The Parties Versus the People

The Parties Versus the People PDF Author: Mickey Edwards
Publisher: Yale University Press
ISBN: 0300186029
Category : Political Science
Languages : en
Pages : 250

Book Description
“An urgent and engaging look at how American politics have become the founding fathers’ worst nightmare” (The Daily Beast). America’s political system is dysfunctional. We know it, yet the problem seems intractable—after every election, voters discover yet again that political “leaders” are simply quarreling in a never-ending battle between the two warring tribes. As a former congressman, Mickey Edwards witnessed firsthand how important legislative battles can devolve into struggles not over principle but over party advantage. He offers graphic examples of how this problem has intensified and reveals how political battles have become nothing more than conflicts between party machines. In this critically important book, he identifies exactly how our political and governing systems reward intransigence, discourage compromise, and undermine our democracy—and describes exactly what must be done to banish the negative effects of partisan warfare from our political system and renew American democracy. “Overcoming tribalism and knee-jerk partisanship is the central challenge of our time.
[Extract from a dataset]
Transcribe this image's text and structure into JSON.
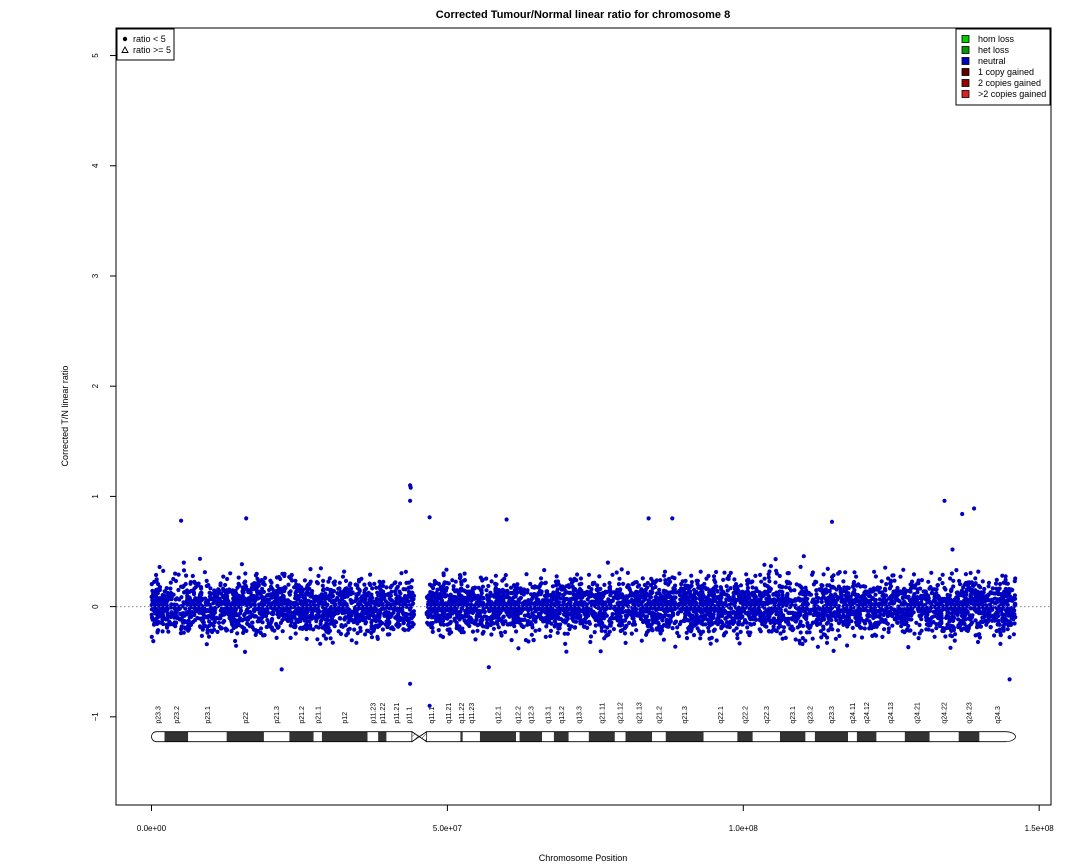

Mickey Edwards shows why and how in this fascinating book filled with sensible suggestions.” —Walter Isaacson, New York Times–bestselling author of Leonardo da Vinci “Many Americans, whether Democrats, Republicans, independent or otherwise, would welcome a few more like [Edwards] in office.” —The Boston Globe

Paying for the Party

Paying for the Party PDF Author: Elizabeth A. Armstrong
Publisher: Harvard University Press
ISBN: 0674073541
Category : Education
Languages : en
Pages : 305

Book Description
Two young women, dormitory mates, embark on their education at a big state university. Five years later, one is earning a good salary at a prestigious accounting firm. With no loans to repay, she lives in a fashionable apartment with her fiancé. The other woman, saddled with burdensome debt and a low GPA, is still struggling to finish her degree in tourism. In an era of skyrocketing tuition and mounting concern over whether college is "worth it," Paying for the Party is an indispensable contribution to the dialogue assessing the state of American higher education. A powerful exposé of unmet obligations and misplaced priorities, it explains in vivid detail why so many leave college with so little to show for it. Drawing on findings from a five-year interview study, Elizabeth Armstrong and Laura Hamilton bring us to the campus of "MU," a flagship Midwestern public university, where we follow a group of women drawn into a culture of status seeking and sororities. Mapping different pathways available to MU students, the authors demonstrate that the most well-resourced and seductive route is a "party pathway" anchored in the Greek system and facilitated by the administration. This pathway exerts influence over the academic and social experiences of all students, and while it benefits the affluent and well-connected, Armstrong and Hamilton make clear how it seriously disadvantages the majority. Eye-opening and provocative, Paying for the Party reveals how outcomes can differ so dramatically for those whom universities enroll.